Now rethinking the previous example. Suppose the developer had written the application in a loosely coupled fashion however all this code is stored under the developers local hard drive. How does this help the situation. All code that is written should be stored in a central versioning repository. In addition, an entry should be made into a Wiki or other central publishing store so that other developers can find this code easily by category, namespace, or search. Personally, I really like the MSDN style of documentation. In fact, there are many utilities that can automatically generate this documentation so all you need to do is write up a small blurb about the class, method, etc and some skeleton code as how it should be used.

So what are the disadvantages of designing applications with loose coupling in mind. Well one is performance. I will not try to disagree with the procedural type developers and argue that loosely coupled code is faster. With proper design techniques and resource management you can minimize performance issues. Despite this, the cost of hardware these days is small but the cost of labor is quite high. In addition, having loosely coupled code also allows you to be a lot more nimble as design changes can be easily implemented.

Another difficulty encountered with loosely coupled code is that of deployment. Versioning of all levels of components is CRITICAL! A proper versioning pattern should be in place to ensure that every release (whether beta, alpha, production, release, internal, etc) is properly versioned and its features, bugs, known issues, and API specification is well known. In addition, with loosely coupled code, you want to make sure that your resulting libraries maintain API compatibility through the major version number. That means that if you have a typical versioning scheme of Major.Minor.Revision.Build, a dll with version 1.2.5.6 should be binary compatible with 1.9.12.35. That means, you should be able to reference any 1.x.x.x dll in your application and it should work (minus any bug fixes) without changing a single line of code.
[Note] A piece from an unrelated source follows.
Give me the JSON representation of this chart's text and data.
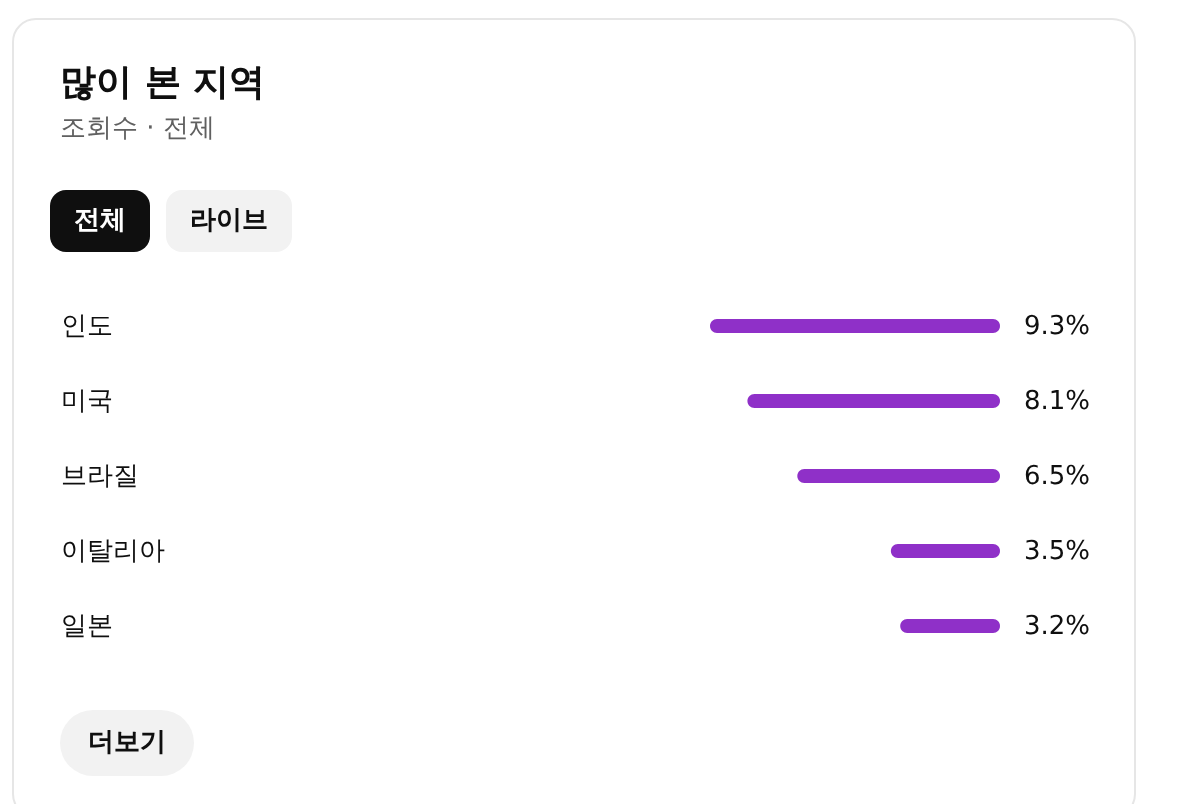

One addition critical element required for loosely coupled design is refactoring. Refactor is the name given to the process of changing the code design without changing the functionality or results of the code. I love the word balance and try to implement it always in my life. I also keep in mind balance when designing applications. Sometimes, I will tolerate a certain degree of coupling because the costs of trying to abstract the code further outweigh the benefits. Since we live in a dynamic world, sometimes the benefits will start to outweigh the costs. As soon as this scale starts to tip, its EXTREMELY important to refactor. Many companies don't encourage refactoring because it does not make them any money. Your not fixing bugs and not introducing new functionality. Despite this, the long term cost advantage is hard to deny.

So whether your a small single developer or a large enterprise, loosely couple code along with proper versioning and refactoring can be a way to dramatically reduce development time and cut costs while increasing quality and delivering greater value.

Yes it is possible to have your cake and eat it too.